Board of inquiry to investigate SGX power outage

Four Singapore Exchange board directors will form the committee, with Quah Wee Ghee as chairman

Lee U-Wen
Published Sun, Nov 9, 2014 · 09:50 PM

Singapore

SINGAPORE Exchange (SGX) has set up a board of inquiry to investigate the cause of the power outage that disrupted trading in the bourse's securities and derivatives market for more than three hours on Wednesday.

The committee comprises four SGX board directors who are all independent of management. The chairman is Quah Wee Ghee, while the other three are Chew Choon Seng, Kevin Kwok and Lee Hsien Yang. Mr Quah is the current chairman of SGX's risk management committee.

The bourse will also appoint independent experts who have specialised knowledge and experience in data-centre and exchange-market operations, said SGX in a statement on Sunday. Further details, including the committee's terms of reference will be released this week.

One area that will be studied closely is why SGX's back-up power supply, known as the uninterruptible power supply (UPS), did not kick in when it should have. A day after the incident, SGX had revealed that a malfunction in the UPS at the bourse's data centre caused the outage.

Deputy Prime Minister and Finance Minister Tharman Shanmugaratnam said that "something had failed" even though this equipment had been tested and gone through disaster recovery exercises.

"It's not just with regard to the primary power supply, but the backup system. They have to get to the bottom of that," he told reporters on the sidelines of a community event in Jurong on Sunday.

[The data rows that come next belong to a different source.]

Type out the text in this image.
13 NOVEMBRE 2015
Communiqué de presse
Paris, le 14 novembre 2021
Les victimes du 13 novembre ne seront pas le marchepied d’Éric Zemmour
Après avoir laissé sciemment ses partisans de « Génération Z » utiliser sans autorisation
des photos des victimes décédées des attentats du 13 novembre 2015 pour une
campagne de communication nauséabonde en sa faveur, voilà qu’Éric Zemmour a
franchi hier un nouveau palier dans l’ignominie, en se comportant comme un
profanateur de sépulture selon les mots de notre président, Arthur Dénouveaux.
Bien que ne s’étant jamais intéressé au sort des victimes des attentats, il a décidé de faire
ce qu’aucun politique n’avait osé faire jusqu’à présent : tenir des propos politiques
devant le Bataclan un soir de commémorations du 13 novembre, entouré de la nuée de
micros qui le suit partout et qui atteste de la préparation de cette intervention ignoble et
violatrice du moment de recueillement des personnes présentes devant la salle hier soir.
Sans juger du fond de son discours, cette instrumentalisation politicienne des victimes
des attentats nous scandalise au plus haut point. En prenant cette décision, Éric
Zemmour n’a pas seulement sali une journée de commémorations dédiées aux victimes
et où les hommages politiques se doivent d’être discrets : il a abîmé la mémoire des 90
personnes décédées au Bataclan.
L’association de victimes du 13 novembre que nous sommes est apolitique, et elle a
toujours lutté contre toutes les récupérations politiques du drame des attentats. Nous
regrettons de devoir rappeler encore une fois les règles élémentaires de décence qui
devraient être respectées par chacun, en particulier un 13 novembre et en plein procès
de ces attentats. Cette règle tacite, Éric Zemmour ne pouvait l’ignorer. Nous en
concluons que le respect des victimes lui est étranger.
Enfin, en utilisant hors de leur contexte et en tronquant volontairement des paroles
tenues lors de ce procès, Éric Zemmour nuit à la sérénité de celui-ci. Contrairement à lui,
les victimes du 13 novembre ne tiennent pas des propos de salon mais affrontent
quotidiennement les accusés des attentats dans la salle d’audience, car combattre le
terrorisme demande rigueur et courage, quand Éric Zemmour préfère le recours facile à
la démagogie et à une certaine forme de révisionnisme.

SGX, which is working closely with the Monetary Authority of Singapore (MAS) on the investigation, will look into its recovery processes and systems, and the decision-making process when a crisis strikes.

"Sometimes, you need a setback like this to look at all your processes very thoroughly, because crises don't happen often, but you have got to have a tight system of SOPs so that you can make decisions quickly and understand the risks and make a judgment quickly in that circumstance," said Mr Tharman.

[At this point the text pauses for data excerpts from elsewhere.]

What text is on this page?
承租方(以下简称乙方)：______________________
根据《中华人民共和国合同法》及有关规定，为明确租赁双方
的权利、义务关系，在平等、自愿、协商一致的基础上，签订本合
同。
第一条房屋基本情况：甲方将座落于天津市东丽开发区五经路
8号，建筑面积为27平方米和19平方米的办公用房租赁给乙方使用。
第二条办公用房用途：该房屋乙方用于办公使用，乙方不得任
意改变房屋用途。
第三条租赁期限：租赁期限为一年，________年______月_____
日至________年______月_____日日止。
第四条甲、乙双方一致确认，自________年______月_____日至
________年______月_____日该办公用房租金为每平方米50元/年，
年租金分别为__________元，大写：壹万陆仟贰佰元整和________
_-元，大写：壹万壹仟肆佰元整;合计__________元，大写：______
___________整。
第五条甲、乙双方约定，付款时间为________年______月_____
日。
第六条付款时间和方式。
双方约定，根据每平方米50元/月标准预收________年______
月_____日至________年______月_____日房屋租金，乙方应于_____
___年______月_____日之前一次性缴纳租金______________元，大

Looking back, Mr Tharman said that the incident "does not help" Singapore's reputation as a financial hub, even though similar incidents have happened in financial centres in other countries.

"It doesn't matter what happens overseas, we've got to get it right here and make sure our reputation is kept intact," he said. "MAS is, of course, monitoring the investigation closely and will decide on any actions later."

MAS said last week that it takes the trading halt seriously and has already instructed SGX to take immediate measures to prevent a recurrence. The central bank added that it would not hesitate to take appropriate regulatory and supervisory actions against SGX should any lapses be uncovered in the investigations.

SGX said it recognised the "urgent need" to find out what caused the breakdown and why the back-up systems did not work. It promised to do "everything possible" to prevent a recurrence.